What's NOT live (yet)
- Mode A · Fleet Advisor. Conversational fleet assistant. The data structure's ready (read-only API keys, the AuditLog for safety); the conversation layer ships when there's real customer demand for it.
- Mode C · Compliance Copilot. PII redaction on attachments + retention-policy assistant. The pieces are all there (consent ledger, audit log, photo storage with per-org config); the AI layer is roadmap.
- Mode D · Dispatch Assist. Routing flagged rows to review queues. We have WorkOrder + Flag; AI-aided routing is overkill for current fleet sizes.
- Mode E · Repair Estimator. Labor-hours forecasting from description + historical data. Needs months of clean cost data first.
- Mode F · Downtime Forecaster. Same data requirement; predictive maintenance ML is gated on enough fleet-years of clean meter readings.
- Mode J · Job Narrative Writer. Auto-draft work descriptions from photos + notes. On the list; mechanic appetite for auto-generated text is currently low.
- Mode K · Knowledge Retrieval. NL search over fleet data.
app/api/search/assetsis keyword today; semantic search lands with the conversational mode. - Mode M · Telematics Monitor. Anomaly detection on streaming telematics. Today's anomaly detector runs on per-log inserts; streaming-aware version ships once the Samsara / Geotab integrations cross a customer-count threshold.

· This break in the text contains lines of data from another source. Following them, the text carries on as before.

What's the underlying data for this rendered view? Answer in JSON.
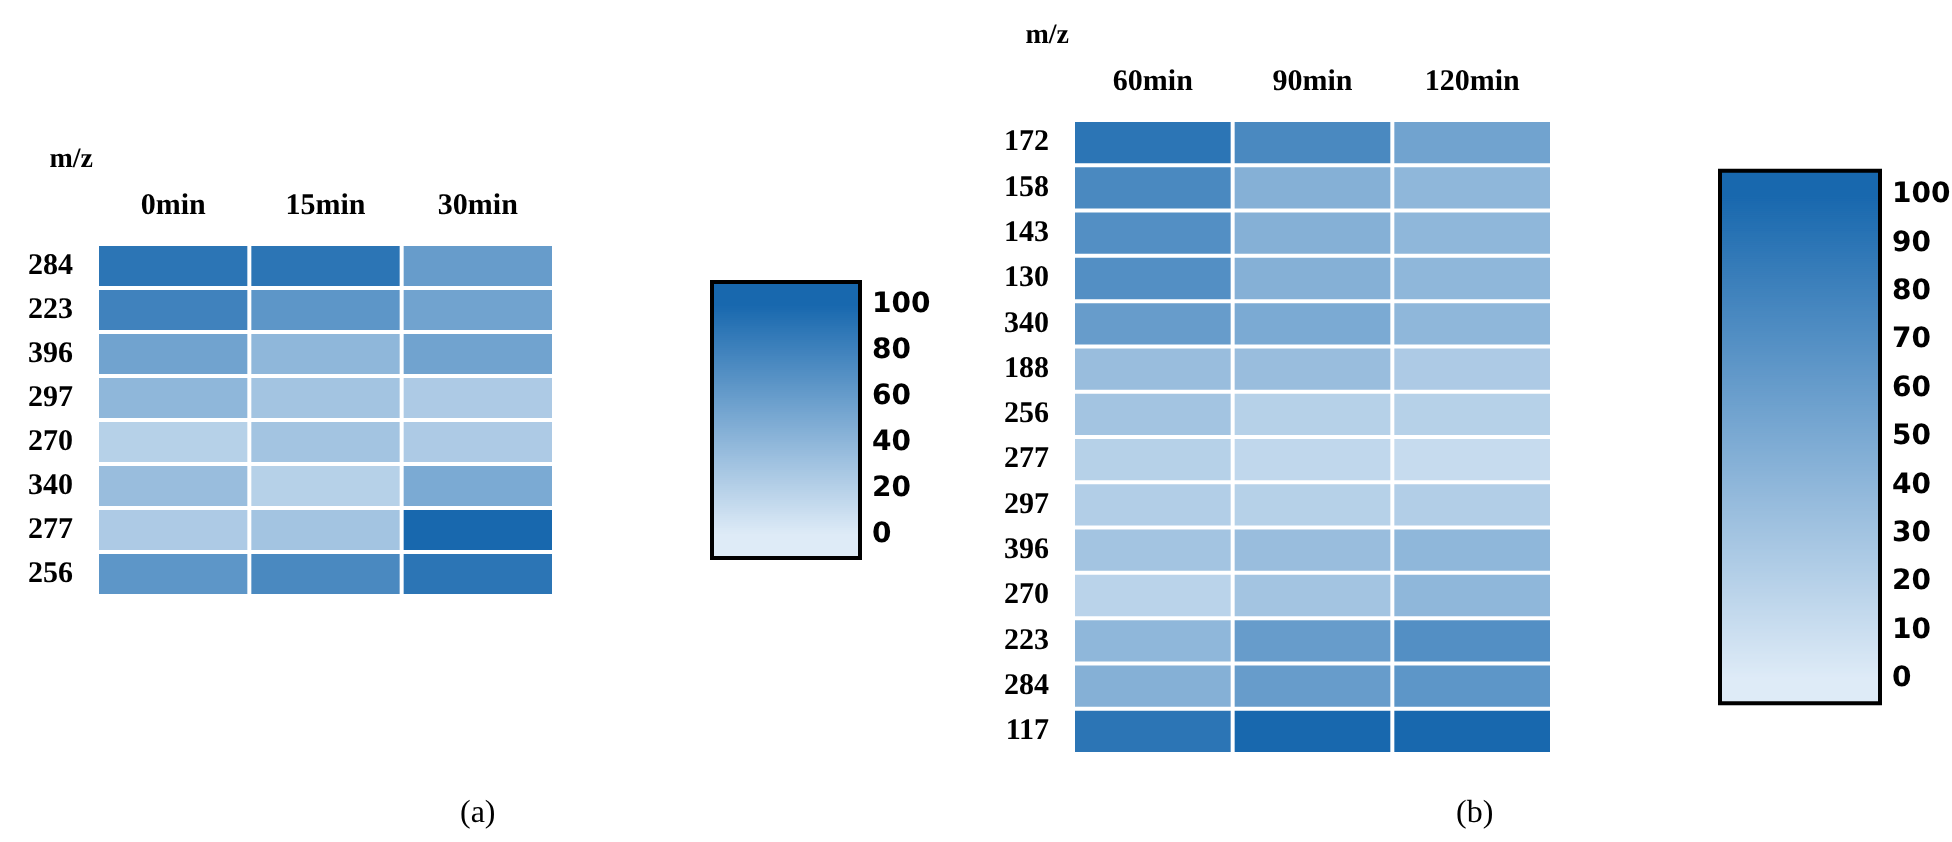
{
  "chart_data": [
    {
      "type": "heatmap",
      "ylabel": "m/z",
      "categories": [
        "0min",
        "15min",
        "30min"
      ],
      "y_categories": [
        "284",
        "223",
        "396",
        "297",
        "270",
        "340",
        "277",
        "256"
      ],
      "cells": [
        [
          90,
          90,
          60
        ],
        [
          80,
          65,
          55
        ],
        [
          55,
          40,
          55
        ],
        [
          40,
          30,
          25
        ],
        [
          20,
          30,
          25
        ],
        [
          35,
          20,
          50
        ],
        [
          25,
          30,
          100
        ],
        [
          65,
          75,
          90
        ]
      ],
      "clim": [
        0,
        100
      ],
      "cticks": [
        0,
        20,
        40,
        60,
        80,
        100
      ],
      "annotations": [
        "(a)"
      ]
    },
    {
      "type": "heatmap",
      "ylabel": "m/z",
      "categories": [
        "60min",
        "90min",
        "120min"
      ],
      "y_categories": [
        "172",
        "158",
        "143",
        "130",
        "340",
        "188",
        "256",
        "277",
        "297",
        "396",
        "270",
        "223",
        "284",
        "117"
      ],
      "cells": [
        [
          90,
          75,
          55
        ],
        [
          75,
          45,
          40
        ],
        [
          70,
          45,
          40
        ],
        [
          70,
          45,
          40
        ],
        [
          60,
          50,
          40
        ],
        [
          35,
          35,
          25
        ],
        [
          30,
          20,
          20
        ],
        [
          20,
          15,
          12
        ],
        [
          22,
          20,
          22
        ],
        [
          30,
          35,
          40
        ],
        [
          18,
          30,
          40
        ],
        [
          40,
          60,
          70
        ],
        [
          45,
          60,
          65
        ],
        [
          90,
          100,
          100
        ]
      ],
      "clim": [
        0,
        100
      ],
      "cticks": [
        0,
        10,
        20,
        30,
        40,
        50,
        60,
        70,
        80,
        90,
        100
      ],
      "annotations": [
        "(b)"
      ]
    }
  ]
}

Three rules the AI layer follows
- Read-only by default. An LLM never writes a row directly. It produces output that a human (or a deterministic anomaly check) decides what to do with.
- Tenant-scoped before the prompt. Any data the LLM sees has already passed the
organizationIdfilter at the repository layer. We never trust the LLM to enforce isolation. - Cost guards everywhere. 25-second timeouts, 1024-token output caps, model = gemini-2.5-flash (not pro). The unit economics matter; runaway AI spend kills the per-asset pricing model.
Why we don't train on customer data
DirtFleet never sends customer data to model training. Period. Every AI call is inference-only against the providers' published APIs. When we add a feature that would meaningfully improve from fine-tuning (e.g., a domain-specific repair-cost model), we'll ask each customer for explicit opt-in consent — tracked in the ConsentRecord ledger — before any of their data leaves for training.